Crueldades oficiales y de las otras
noviembre 12, 2016 3:30 am

 

En los tiempos que corren, cuando los gestos de amabilidad han sido desplazados por empujones y la cortesía desapareció o fue pulverizada por la conducta arrogante de los revolucionarios, pocos se acuerdan o conocieron de la existencia de “reservas morales” y de ese compromiso de cada ciudadano con el “bien común”. La formación, la capacitación, el progreso individual no eran considerados una manera de acercarse a la promoción social, a la obtención de riqueza o al poder, sino como la contribución de cada uno a la superación de la sociedad.

 

 

 

En estas dos décadas de “revolución bonita”, de “cambio de paradigma”, de “transición al socialismo” y cualquier otro de los remoquetes con los que han disfrazado la demolición de la república que comenzó con más de 400 muertes el 4 de febrero de 1992, el derramamiento de sangre, la violación de los derechos humanos, los procesos judiciales amañados, el trato cruel e inhumano, la distracción de las obligaciones del Estado, la corrupción y la penuria de la ciudadanía han convertido la existencia en poco menos que un desgarrador sálvese quien pueda.

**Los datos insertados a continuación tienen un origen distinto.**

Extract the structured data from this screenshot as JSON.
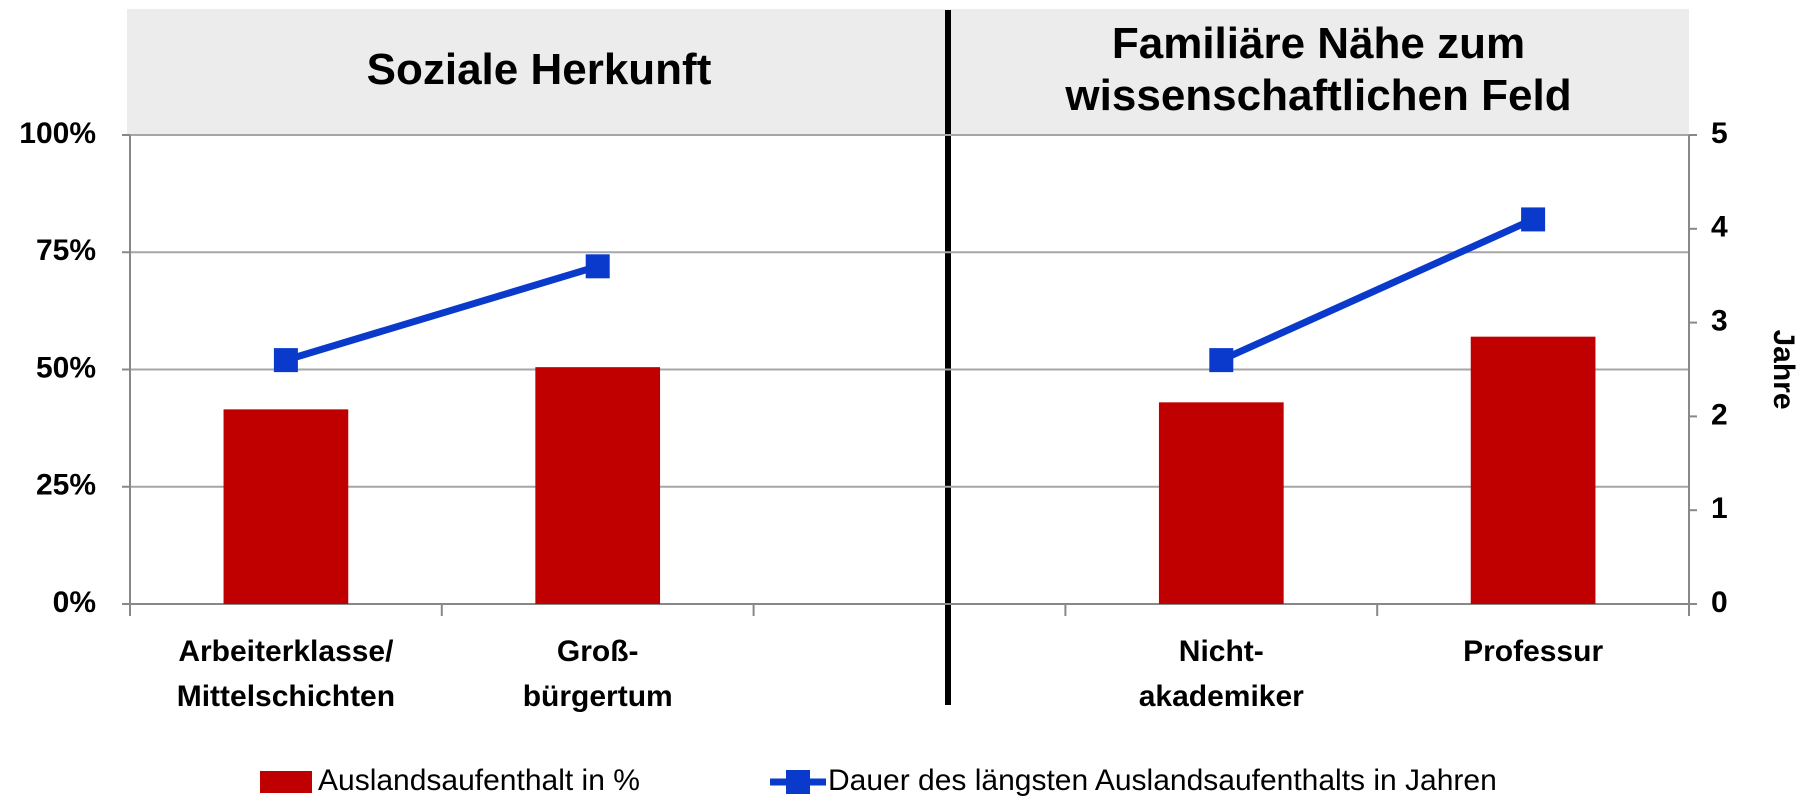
{
  "chart_data": {
    "type": "bar_line",
    "group_labels": [
      [
        "Soziale Herkunft"
      ],
      [
        "Familiäre Nähe zum",
        "wissenschaftlichen Feld"
      ]
    ],
    "categories": [
      [
        "Arbeiterklasse/",
        "Mittelschichten"
      ],
      [
        "Groß-",
        "bürgertum"
      ],
      null,
      [
        "Nicht-",
        "akademiker"
      ],
      [
        "Professur"
      ]
    ],
    "series": [
      {
        "name": "Auslandsaufenthalt in %",
        "type": "bar",
        "color": "#c00000",
        "values": [
          41.5,
          50.5,
          null,
          43,
          57
        ]
      },
      {
        "name": "Dauer des längsten Auslandsaufenthalts in Jahren",
        "type": "line",
        "color": "#0a3acc",
        "axis": "y2",
        "values": [
          2.6,
          3.6,
          null,
          2.6,
          4.1
        ]
      }
    ],
    "ylim": [
      0,
      100
    ],
    "yticks": [
      {
        "value": 0,
        "label": "0%"
      },
      {
        "value": 25,
        "label": "25%"
      },
      {
        "value": 50,
        "label": "50%"
      },
      {
        "value": 75,
        "label": "75%"
      },
      {
        "value": 100,
        "label": "100%"
      }
    ],
    "y2lim": [
      0,
      5
    ],
    "y2ticks": [
      0,
      1,
      2,
      3,
      4,
      5
    ],
    "y2label": "Jahre",
    "grid": true,
    "legend": "bottom"
  }
}
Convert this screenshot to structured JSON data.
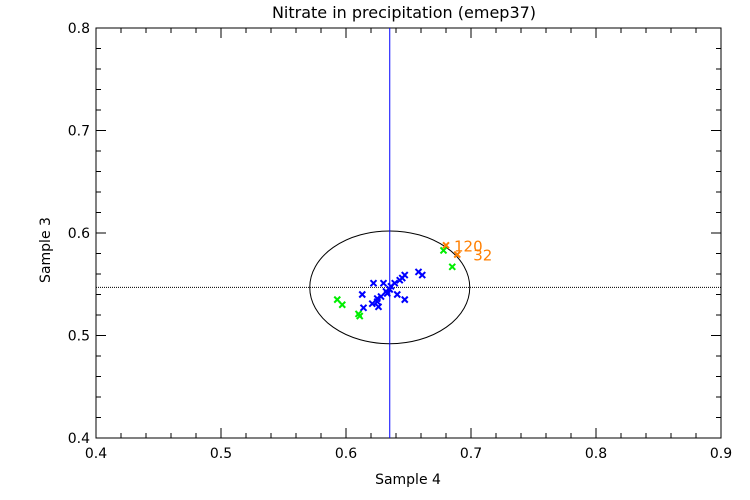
{
  "chart_data": {
    "type": "scatter",
    "title": "Nitrate in precipitation (emep37)",
    "xlabel": "Sample 4",
    "ylabel": "Sample 3",
    "xlim": [
      0.4,
      0.9
    ],
    "ylim": [
      0.4,
      0.8
    ],
    "xticks": [
      "0.4",
      "0.5",
      "0.6",
      "0.7",
      "0.8",
      "0.9"
    ],
    "yticks": [
      "0.4",
      "0.5",
      "0.6",
      "0.7",
      "0.8"
    ],
    "vline": 0.635,
    "hline": 0.547,
    "ellipse": {
      "cx": 0.635,
      "cy": 0.547,
      "rx": 0.064,
      "ry": 0.055
    },
    "series": [
      {
        "name": "blue",
        "color": "#0000ff",
        "points": [
          [
            0.658,
            0.562
          ],
          [
            0.661,
            0.559
          ],
          [
            0.647,
            0.559
          ],
          [
            0.645,
            0.556
          ],
          [
            0.643,
            0.554
          ],
          [
            0.639,
            0.551
          ],
          [
            0.636,
            0.548
          ],
          [
            0.635,
            0.545
          ],
          [
            0.622,
            0.551
          ],
          [
            0.63,
            0.551
          ],
          [
            0.632,
            0.543
          ],
          [
            0.633,
            0.541
          ],
          [
            0.613,
            0.54
          ],
          [
            0.628,
            0.538
          ],
          [
            0.641,
            0.54
          ],
          [
            0.647,
            0.535
          ],
          [
            0.625,
            0.536
          ],
          [
            0.625,
            0.533
          ],
          [
            0.621,
            0.531
          ],
          [
            0.626,
            0.528
          ],
          [
            0.614,
            0.527
          ]
        ]
      },
      {
        "name": "green",
        "color": "#00ee00",
        "points": [
          [
            0.678,
            0.583
          ],
          [
            0.685,
            0.567
          ],
          [
            0.593,
            0.535
          ],
          [
            0.597,
            0.53
          ],
          [
            0.611,
            0.519
          ],
          [
            0.61,
            0.521
          ]
        ]
      },
      {
        "name": "orange",
        "color": "#ff7f00",
        "points": [
          [
            0.68,
            0.588
          ],
          [
            0.689,
            0.579
          ]
        ],
        "labels": [
          "120",
          "32"
        ]
      }
    ]
  }
}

Así vamos.

 

 

 

En momentos de gran confusión, de tragedias naturales y de contradicciones que unos pretendían resolver con atentados terroristas, asesinatos de policías, sublevaciones militares y similares, el país confiaba en que al final se impondría la razón, la buena voluntad, la opción menos dañina para la sociedad; que las reservas morales y el compromiso individual con el bien común servirían de contrafuerte y el país seguiría avanzando.

 

 

 

Nunca se habló de resentimientos ni de venganzas escondidas, tampoco de odios no expresados. Los rasgos de crueldad que aparecieron y se expandieron entre 1813 y 1815 no tuvieron nunca un análisis científico, bastó achacárselo a la maldad de José Tomás Boves. Tampoco se intentó buscarle una explicación a los desafueros cometidos en la Guerra Federal, también encontraron cómo personalizarlos en el Iluminado Espinoza o cualquier otro bandido. Después fueron Eustoquio Gómez, Pedro Estrada y Miguel Silvio Sanz. ¿Y ahora?

 

 

 

El bien común no solo es pisoteado cada día por un hampa feroz, capaz de las peores vesanias, en libertad o cautiva —hacen sopa con los huesos y vísceras de los enemigos y se la obligan a comer a los rivales que quedan vivos—. Los otros, los que se dicen al lado de la ley no son distintos: torturan, no prestan atención médica y crearon la “Tumba” en los sótanos de la policía política. En venta, sin uso, la mejor constitución del mundo.